Con una nobile franchezza, e come se il fallo non valesse il pentimento, Alberto aveva mostrato all’Adele quel viale dove avea parlato l’ultima volta con Velleda; e le avea messo la mano nella mano e gli occhi negli occhi. Adele avea chinato il capo cercando di riderne, impallidendo, arrossendo, e non gli avea dette quante volte si fosse fermata piangendo in quel medesimo viale.

— Come tutto ciò è lontano! diceva Alberto.

Ella, dopo lunghe esitazioni, gli avea fatto vedere tutti i ricordi di lui che avea conservato religiosamente: il bottone del guanto che gli avea rimesso la sera che erano andati a villa Armandi, il fiore disseccato ch’ei avea lasciato cadersi dall’occhiello, la corteccia d’albero ch’egli avea staccato col temperino, il foglio spiegazzato su cui s’erano divertiti a schizzare degli sgorbi e delle caricature, seduti al medesimo tavolo, sotto la medesima lucerna, mentre la pioggia scrosciava allegramente sui vetri. Egli, che avea buttato dalla finestra al vento di cento città, o sulla cenere di cento caminetti, le lettere d’eterno amore di donne che aveano messo in giuoco la loro vita e quella di lui per un capriccio, non arrivava a comprendere del tutto la tenacità di quel sentimento che rendeva preziosi quegli oggetti insignificanti. — Tra di loro due che s’amavano tanto, ch’erano così intimamente legati, c’era sempre un abisso che egli non osava confessare a sè stesso, e che ella non voleva vedere, e per non vederlo chiudeva gli occhi.
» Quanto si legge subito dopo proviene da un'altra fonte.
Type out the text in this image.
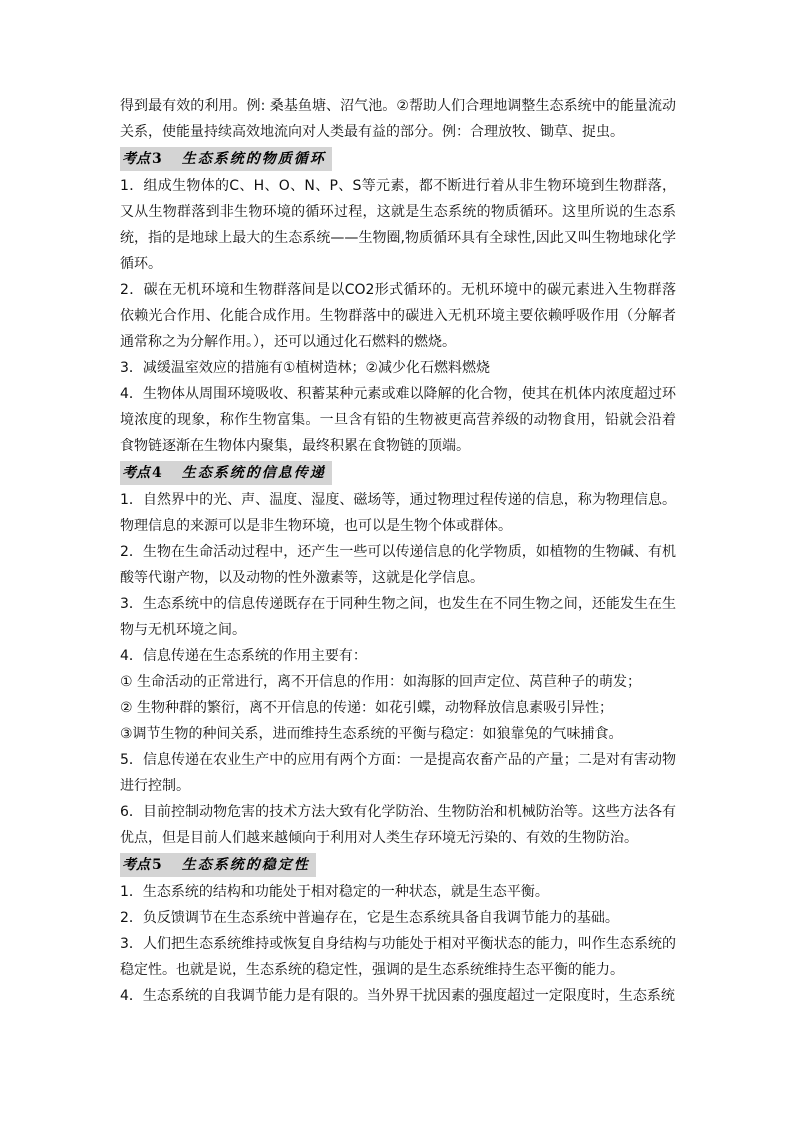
得到最有效的利用。例: 桑基鱼塘、沼气池。②帮助人们合理地调整生态系统中的能量流动关系，使能量持续高效地流向对人类最有益的部分。例：合理放牧、锄草、捉虫。

考点 3 生态系统的物质循环

1．组成生物体的C、H、O、N、P、S等元素，都不断进行着从非生物环境到生物群落，又从生物群落到非生物环境的循环过程，这就是生态系统的物质循环。这里所说的生态系统，指的是地球上最大的生态系统——生物圈,物质循环具有全球性,因此又叫生物地球化学循环。

2．碳在无机环境和生物群落间是以CO2形式循环的。无机环境中的碳元素进入生物群落依赖光合作用、化能合成作用。生物群落中的碳进入无机环境主要依赖呼吸作用（分解者通常称之为分解作用。），还可以通过化石燃料的燃烧。

3．减缓温室效应的措施有①植树造林；②减少化石燃料燃烧

4．生物体从周围环境吸收、积蓄某种元素或难以降解的化合物，使其在机体内浓度超过环境浓度的现象，称作生物富集。一旦含有铅的生物被更高营养级的动物食用，铅就会沿着食物链逐渐在生物体内聚集，最终积累在食物链的顶端。

考点 4 生态系统的信息传递

1．自然界中的光、声、温度、湿度、磁场等，通过物理过程传递的信息，称为物理信息。物理信息的来源可以是非生物环境，也可以是生物个体或群体。

2．生物在生命活动过程中，还产生一些可以传递信息的化学物质，如植物的生物碱、有机酸等代谢产物，以及动物的性外激素等，这就是化学信息。

3．生态系统中的信息传递既存在于同种生物之间，也发生在不同生物之间，还能发生在生物与无机环境之间。

4．信息传递在生态系统的作用主要有：

① 生命活动的正常进行，离不开信息的作用：如海豚的回声定位、莴苣种子的萌发；

② 生物种群的繁衍，离不开信息的传递：如花引蝶，动物释放信息素吸引异性；

③调节生物的种间关系，进而维持生态系统的平衡与稳定：如狼靠兔的气味捕食。

5．信息传递在农业生产中的应用有两个方面：一是提高农畜产品的产量；二是对有害动物进行控制。

6．目前控制动物危害的技术方法大致有化学防治、生物防治和机械防治等。这些方法各有优点，但是目前人们越来越倾向于利用对人类生存环境无污染的、有效的生物防治。

考点 5 生态系统的稳定性

1．生态系统的结构和功能处于相对稳定的一种状态，就是生态平衡。

2．负反馈调节在生态系统中普遍存在，它是生态系统具备自我调节能力的基础。

3．人们把生态系统维持或恢复自身结构与功能处于相对平衡状态的能力，叫作生态系统的稳定性。也就是说，生态系统的稳定性，强调的是生态系统维持生态平衡的能力。

4．生态系统的自我调节能力是有限的。当外界干扰因素的强度超过一定限度时，生态系统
L’ottica delle loro idee era immensamente diversa: il cuore della donna, giovane, fresco, ricco, era lieto d’amare, s’attaccava alla felicità, ci credeva senza esitazioni, ci si abbandonava con fiducia. Alberto non possedeva più nè cotesta fede, nè cotesto entusiasmo, nè cotesta serenità; la vita che avea menato avea alterato profondamente il suo modo di vedere e di giudicare; avea osservato e studiato le passioni in sè e negli altri, ma non le avea mai combattute, e, disgraziatamente per lui, non le avea visto combattere: il sentimento del giusto e del dovere restava perciò una formola astratta, poco meno di un’illusione.

In tali disposizioni d’animo, e alla sua età, l’amore era perciò una debolezza; e l’amore istesso rendeva il suo scetticismo un’infermità piuttosto che una corazza.
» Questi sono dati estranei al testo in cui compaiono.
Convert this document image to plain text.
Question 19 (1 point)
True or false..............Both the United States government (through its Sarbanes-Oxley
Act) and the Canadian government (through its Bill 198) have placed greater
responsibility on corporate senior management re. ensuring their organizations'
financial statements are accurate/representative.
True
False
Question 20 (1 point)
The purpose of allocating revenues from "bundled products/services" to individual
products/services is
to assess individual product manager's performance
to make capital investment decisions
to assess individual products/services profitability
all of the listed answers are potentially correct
Sentiva rigermogliare dentro di sè quei sentimenti sui quali avea messo i piedi, ma che nondimeno avevano turbato la serenità epicurea dei suoi piaceri, ora che li trovava freschi e rigogliosi nella donna a cui sentiva il bisogno d’identificarsi; però al vedere cotesti sentimenti così diversi in sè e in lei nello sviluppo e negli effetti, in sentirli agitarsi penosamente nel suo animo, piuttosto che rinvigorirsi, ne provava un grande sconforto, un dubbio più amaro. La fede d’Adele — quella che per lui era la cecità — rivelavasi così salda ed intera, che trovavasi costretto ad ammirarla, ad invidiarla quasi, senza poterla dividere. Istintivamente sentivasi inferiore a lei di tutta quella triste scienza del mondo o del male, che aveva acquistato.
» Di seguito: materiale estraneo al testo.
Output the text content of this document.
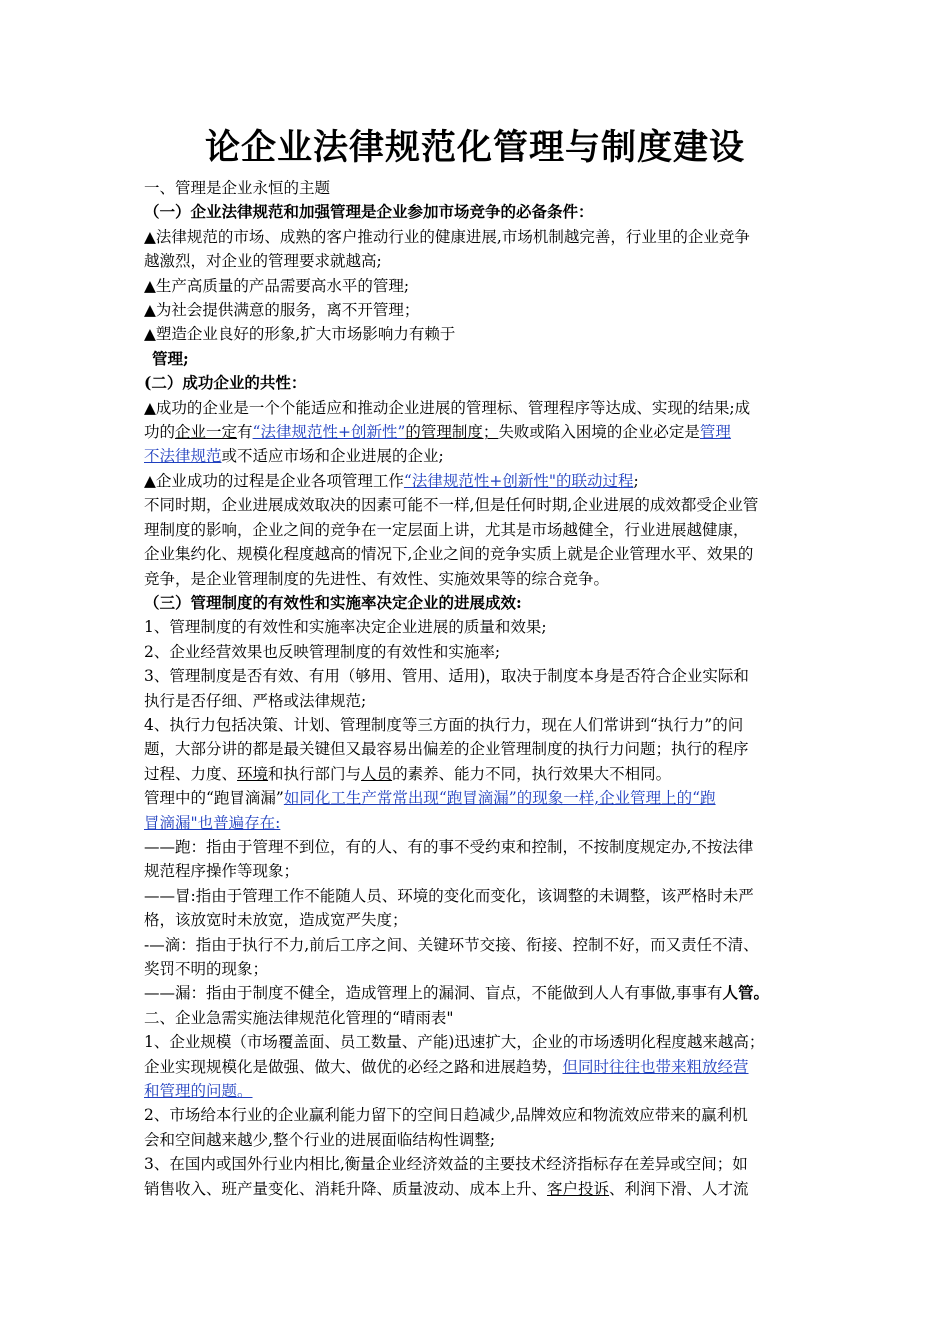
论企业法律规范化管理与制度建设
一、管理是企业永恒的主题
（一）企业法律规范和加强管理是企业参加市场竞争的必备条件：
▲法律规范的市场、成熟的客户推动行业的健康进展,市场机制越完善，行业里的企业竞争
越激烈，对企业的管理要求就越高;
▲生产高质量的产品需要高水平的管理;
▲为社会提供满意的服务，离不开管理；
▲塑造企业良好的形象,扩大市场影响力有赖于
管理;
(二）成功企业的共性：
▲成功的企业是一个个能适应和推动企业进展的管理标、管理程序等达成、实现的结果;成
功的企业一定有“法律规范性+创新性”的管理制度；失败或陷入困境的企业必定是管理
不法律规范或不适应市场和企业进展的企业;
▲企业成功的过程是企业各项管理工作“法律规范性+创新性"的联动过程;
不同时期，企业进展成效取决的因素可能不一样,但是任何时期,企业进展的成效都受企业管
理制度的影响，企业之间的竞争在一定层面上讲，尤其是市场越健全，行业进展越健康，
企业集约化、规模化程度越高的情况下,企业之间的竞争实质上就是企业管理水平、效果的
竞争，是企业管理制度的先进性、有效性、实施效果等的综合竞争。
（三）管理制度的有效性和实施率决定企业的进展成效:
1、管理制度的有效性和实施率决定企业进展的质量和效果;
2、企业经营效果也反映管理制度的有效性和实施率;
3、管理制度是否有效、有用（够用、管用、适用)，取决于制度本身是否符合企业实际和
执行是否仔细、严格或法律规范;
4、执行力包括决策、计划、管理制度等三方面的执行力，现在人们常讲到“执行力”的问
题，大部分讲的都是最关键但又最容易出偏差的企业管理制度的执行力问题；执行的程序
过程、力度、环境和执行部门与人员的素养、能力不同，执行效果大不相同。
管理中的“跑冒滴漏”如同化工生产常常出现“跑冒滴漏”的现象一样,企业管理上的“跑
冒滴漏"也普遍存在:
——跑：指由于管理不到位，有的人、有的事不受约束和控制，不按制度规定办,不按法律
规范程序操作等现象；
——冒:指由于管理工作不能随人员、环境的变化而变化，该调整的未调整，该严格时未严
格，该放宽时未放宽，造成宽严失度；
-—滴：指由于执行不力,前后工序之间、关键环节交接、衔接、控制不好，而又责任不清、
奖罚不明的现象；
——漏：指由于制度不健全，造成管理上的漏洞、盲点，不能做到人人有事做,事事有人管。
二、企业急需实施法律规范化管理的“晴雨表"
1、企业规模（市场覆盖面、员工数量、产能)迅速扩大，企业的市场透明化程度越来越高；
企业实现规模化是做强、做大、做优的必经之路和进展趋势，但同时往往也带来粗放经营
和管理的问题。
2、市场给本行业的企业赢利能力留下的空间日趋减少,品牌效应和物流效应带来的赢利机
会和空间越来越少,整个行业的进展面临结构性调整;
3、在国内或国外行业内相比,衡量企业经济效益的主要技术经济指标存在差异或空间；如
销售收入、班产量变化、消耗升降、质量波动、成本上升、客户投诉、利润下滑、人才流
Fosse pudore, timidezza, o alterigia, c’era sempre in lui qualcosa di chiuso, anche nei momenti in cui abbandonavale il capo sui ginocchi come un fanciullo. Adele, al contrario possedeva l’ingenua curiosità di chi non ha nulla da nascondere, e gli faceva delle domande cui egli rispondeva evasivamente, sorridendole come ad una bambina, o abbuiandosi alquanto.

Quella serenità un po’ nebulosa, quella specie di mistero che intravedevasi in fondo ai sentimenti più espansivi di lui, era un’altra attrattiva per l’innocenza di Adele — pericolosa attrattiva. Ella indovinava nell’uomo amato delle ferite che era lieta di sanare, delle ritrose debolezze che lusingavano gl’istinti materni e protettrici della donna; l’altera riserbatezza con cui il marito celavale agli occhi di lei, davagli un carattere di dignità e di forza, un che di superiore a mo’ di Lucifero. Cento curiose domande, che le erano venute sulle labbra, erano spirate dinanzi al sorriso calmo, velato, e impenetrabile di quell’uomo.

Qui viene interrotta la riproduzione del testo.